Charlie Rose asked David Brooks last Friday night about America’s role in the world. The New York Times columnist said he rejected Trump’s slogan, of America First, as too selfish, then brought up the Iraq war.
We’re actually all better together. And we’re better when we cooperate. This is especially true when you’re the top dog nation. And Bob Kagan and many other people have made this point. When you’re the top dog nation, you want multilateral power because it gives you a tool to extend your power. If we go back to where we’re all dog-eat-dog in a Hobbesean wilderness, that’s not good for any of us. And so what Trump embodies and his foreign policy embodies is an inherent suspicion of social connection, whether it’s global or personal. So it’s an assumption, that we’re all competing against each other, that we’re in a world of us and enemy, us and enemy, us and enemy. That’s his view of race in America–
You’re just locked in conflict, and that conflict is the essential order. And of course that’s sometimes true. But that doesn’t mean it’s always true, and the belief in the liberal global order was the belief that we’re not locked in conflict, we can be locked in conversation. Sometimes there will be arguments, and sometimes there will be competition. But essentially it’s a compensation between human beings where the barriers between us were not essential. We’re not defined by our difference, we’re defined by our common humanity.
That’s what the liberal order used to believe in and people like me used to, you know, advocate for [making a bit of a fist] spreading democracy around the world. Sometimes we were naive. And Iraq was Iraq, and it didn’t work out. But at least it was a belief in essential progress– that history is not just an endless war of all against all, but a common march toward a more common future.
I think that’s what’s called a “limited hangout.” Brooks ought to cop to the mistake, call neoconservatism neoconservatism, and tell us why he believed that load of bollocks that a common march to progress could begin with a murderous invasion.

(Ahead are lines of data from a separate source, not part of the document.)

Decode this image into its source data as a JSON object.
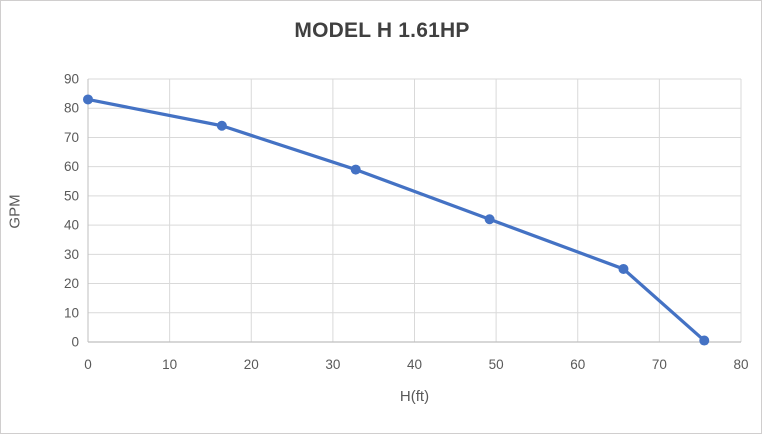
{
  "window": {
    "background": "#FFFFFF",
    "border_color": "#D0CECE"
  },
  "chart_data": {
    "type": "line",
    "title": "MODEL H 1.61HP",
    "xlabel": "H(ft)",
    "ylabel": "GPM",
    "series": [
      {
        "name": "MODEL H 1.61HP",
        "x": [
          0,
          16.4,
          32.8,
          49.2,
          65.6,
          75.5
        ],
        "y": [
          83,
          74,
          59,
          42,
          25,
          0.5
        ]
      }
    ],
    "xlim": [
      0,
      80
    ],
    "ylim": [
      0,
      90
    ],
    "xticks": [
      0,
      10,
      20,
      30,
      40,
      50,
      60,
      70,
      80
    ],
    "yticks": [
      0,
      10,
      20,
      30,
      40,
      50,
      60,
      70,
      80,
      90
    ],
    "grid": true,
    "legend": false,
    "line_color": "#4472C4",
    "marker_color": "#4472C4",
    "marker": "circle",
    "gridline_color": "#D9D9D9",
    "axis_line_color": "#BFBFBF",
    "tick_label_color": "#595959",
    "axis_title_color": "#595959",
    "title_color": "#404040"
  }
}
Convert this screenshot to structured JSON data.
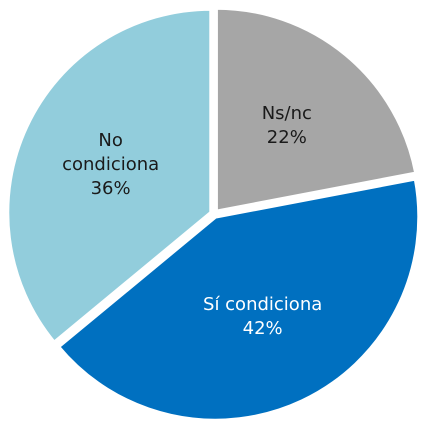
{
  "chart_data": {
    "type": "pie",
    "categories": [
      "Ns/nc",
      "Sí condiciona",
      "No condiciona"
    ],
    "values": [
      22,
      42,
      36
    ],
    "value_labels": [
      "22%",
      "42%",
      "36%"
    ],
    "colors": [
      "#a6a6a6",
      "#0070c0",
      "#92cddc"
    ],
    "label_colors": [
      "#1a1a1a",
      "#ffffff",
      "#1a1a1a"
    ]
  }
}
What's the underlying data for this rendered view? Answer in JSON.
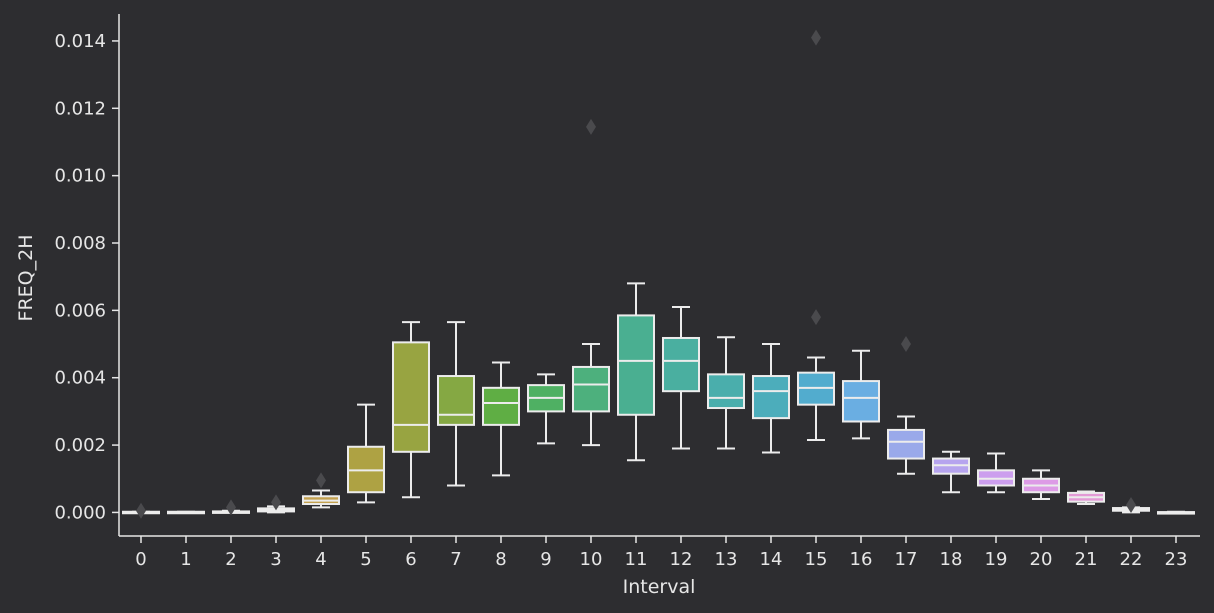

He should also explain why no media figure/intellectual has paid the price for that mistake.
Speaking of belief, Brooks is most compelling in that interview in his spiritual comments about the meaningful life and the central commitments of a life of purpose. He verges into the New Age and pastoral here, for instance when he describes the mountains of life and the false summit of ambition and ego in life’s first adult phase, and the looming mountain of dedication to “the big thing.” Or when he describes the four central life commitments, of family, vocation, community and philosophy/faith, commitments to oneself and others that he says he will explore in his next book. These observations were stripped, in the Charlie Rose format, of any reflection about Jewishness/Zionism. But Brooks has said that Israel made him gooey-eyed on his 12th visit there, and of course his son volunteered for the Israeli army, and neoconservatism was a philosophy of regime change that came out of the Jewish community to which he subscribed. He has been committed to a view of history that is as selfish and chauvinistic as Donald Trump’s.